I found a few stunning pieces (see catch of the day below). I felt the tiredness wash over me and knew it was time to head home for a luscious nap. “Just one more,” I told myself, “Just one more.”
I kept looking but the looking was a little less relaxed and a lot more desperate. Will I find an amazing marble, a bottle neck or a deep blue? I have to hurry, it’s time to go home, I should be resting. But what if the next one is the best one? I say, “Just one more and then I’ll go,” and then I do find one more. It’s smooth and weathered and beautiful. White. The last one is the best one and I can go home now and rest. Right?
I don’t stop. I keep searching. “Just one more.” And again, there a light pink one, a triangle with soft edges and it’s marvelous. It’s clearly been swimming in the deep for at least a decade. A treasure. A treasure. See? See, I tell myself, how can I stop now?
I keep searching. Well, I haven’t been out for a while, and I’m already sick, what’s a little less time not resting? Maybe, “I’ll just find one more. One more.”
Let me be clear. While sea glass is not so prevalent as it was before the new bottle laws and recycling, there is no shortage of beach glass or sea glass near me. I will not run out of opportunities to find more. If I were energized to get it all I would still miss pieces. If I went five times a day I would not come back empty handed. There is no shortage. Except in my being and in this drive to get what? Is it simply the acquiring? The fear of missing out? The inability to stop doing something?
Whatever the reason it is also why I can’t be alone in a house with a bag of chips, leftover cake or virtually any pie. This lie of “just one more” is never filling for me. I know this now. Cheez-Its never even get to be in my car because they do not survive the ride home to get into my cabinets.
Except for the first five bites of certain foods, or the early stages of hunting, every single one is the ‘last one’ and ‘just one more’ and when you do that about one-hundred times it’s hard not to notice that you are deceiving yourself.
Aging makes telling lies, even to yourself, much less appealing. When my daughter was a baby I used to say, “There’s no problem a cheerio can’t fix.” Later, “No problem a hug can’t fix,” and it made me happy and proud. It was satisfying to have exactly what she needed when she needed it. And what do we humans crave for comfort or when in distress? Food. Love. Not that either one is anythig but essential. And yet, too much, the need for more, the bottomless pit of desire and the endless seeking is not what I want for my daughter or for myself. At some point enough is enough, or at least it’s supposed to be, right?

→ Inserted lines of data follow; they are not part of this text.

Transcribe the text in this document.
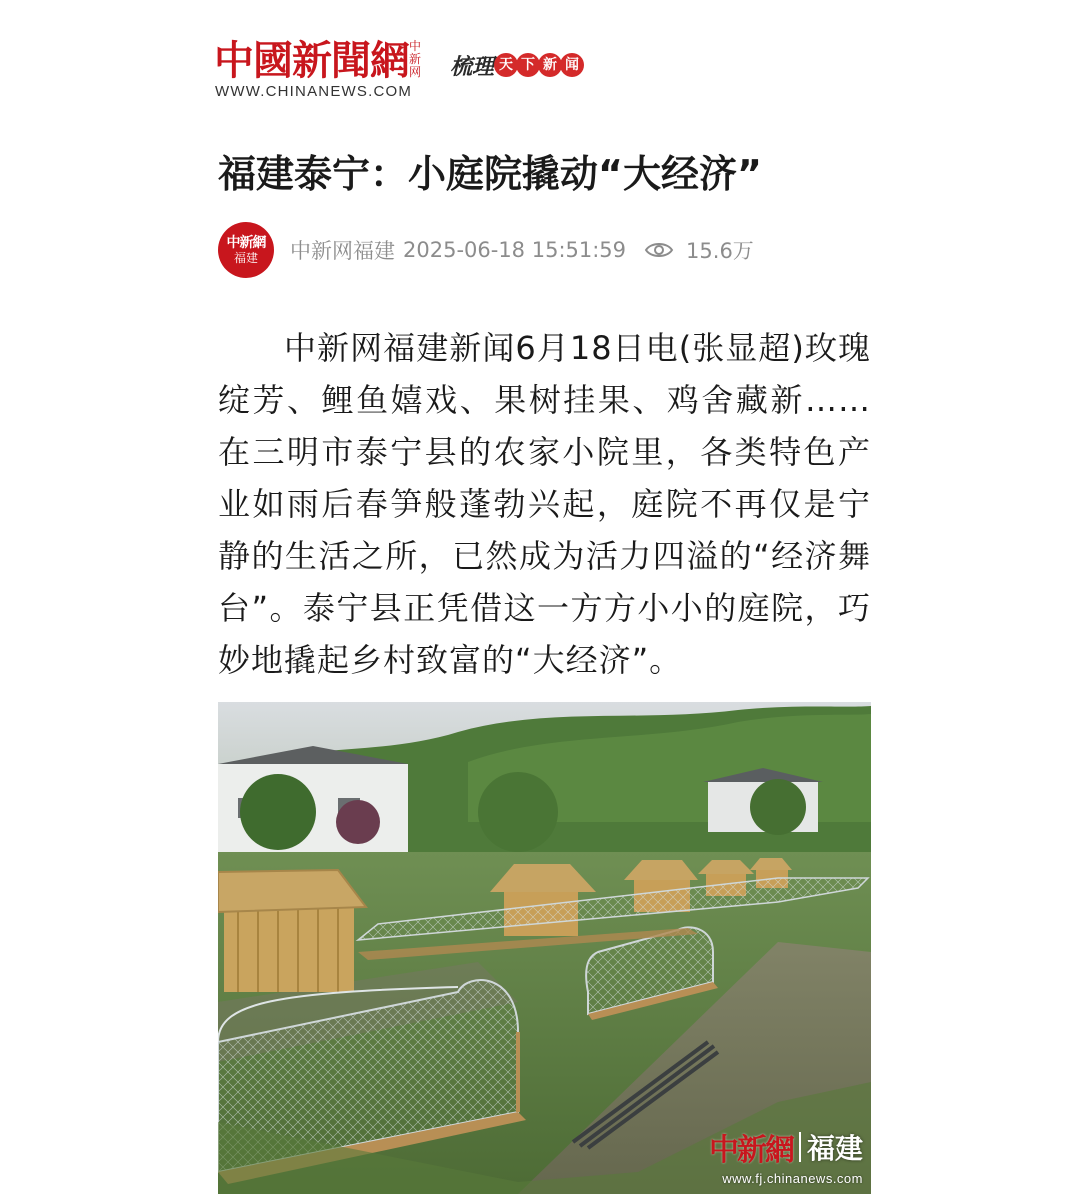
中國新聞網 中新网
WWW.CHINANEWS.COM
梳理 天 下 新 闻
福建泰宁：小庭院撬动“大经济”
中新網
福建 中新网福建 2025-06-18 15:51:59	15.6万

中新网福建新闻6月18日电(张显超)玫瑰绽芳、鲤鱼嬉戏、果树挂果、鸡舍藏新……在三明市泰宁县的农家小院里，各类特色产业如雨后春笋般蓬勃兴起，庭院不再仅是宁静的生活之所，已然成为活力四溢的“经济舞台”。泰宁县正凭借这一方方小小的庭院，巧妙地撬起乡村致富的“大经济”。

中新網 福建
www.fj.chinanews.com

Here’s what I love about sea glass – you can’t eat it. Actually, I’m proud to say I have yet to try. I can honestly say I haven’t even considered it before. What I love about sea glass hunting as a practice is that it is illuminating. I don’t only learn about sea glass but about my own self, the soft and stunning pieces as well as the sharp-edged ones needing more work. So I will return again and again and again. The first step is paying attention. So today I was present to my own greedy desire, my hunger that was going to get satisfied no matter what I found or how long I searched. And if I return to attentiveness, I can keep saying, “just one more time,” endlessly.
Catch of the day
- a palm-sized grey piece of glass – a soft warm grey
- a white piece, smooth and foamy on most surfaces but with one little section where the letters “simp” are clear as can be
- a greenish-yellow piece so covered with dirt it looks beaten up. I have the urge to give it a bath.
- a pink piece fairly untouched by the sea that I couldn’t let go of despite it not being too smooth
- a perfect smooth piece of light pink that could be a worry stone or on an altar – so beautiful it could be worshipped
- a tiny “tooth” of a piece, square and frosty
- four similarly shaded browns (two which were right next to each other) and two found at random
- A thick green piece, long and angular at one end
- two pieces of pottery
- one very large shell – thick and white and solid as a paperweight
- The knowing that some of the sea glass does get caught in the sea moss and that if I lift it I will often find a treasure.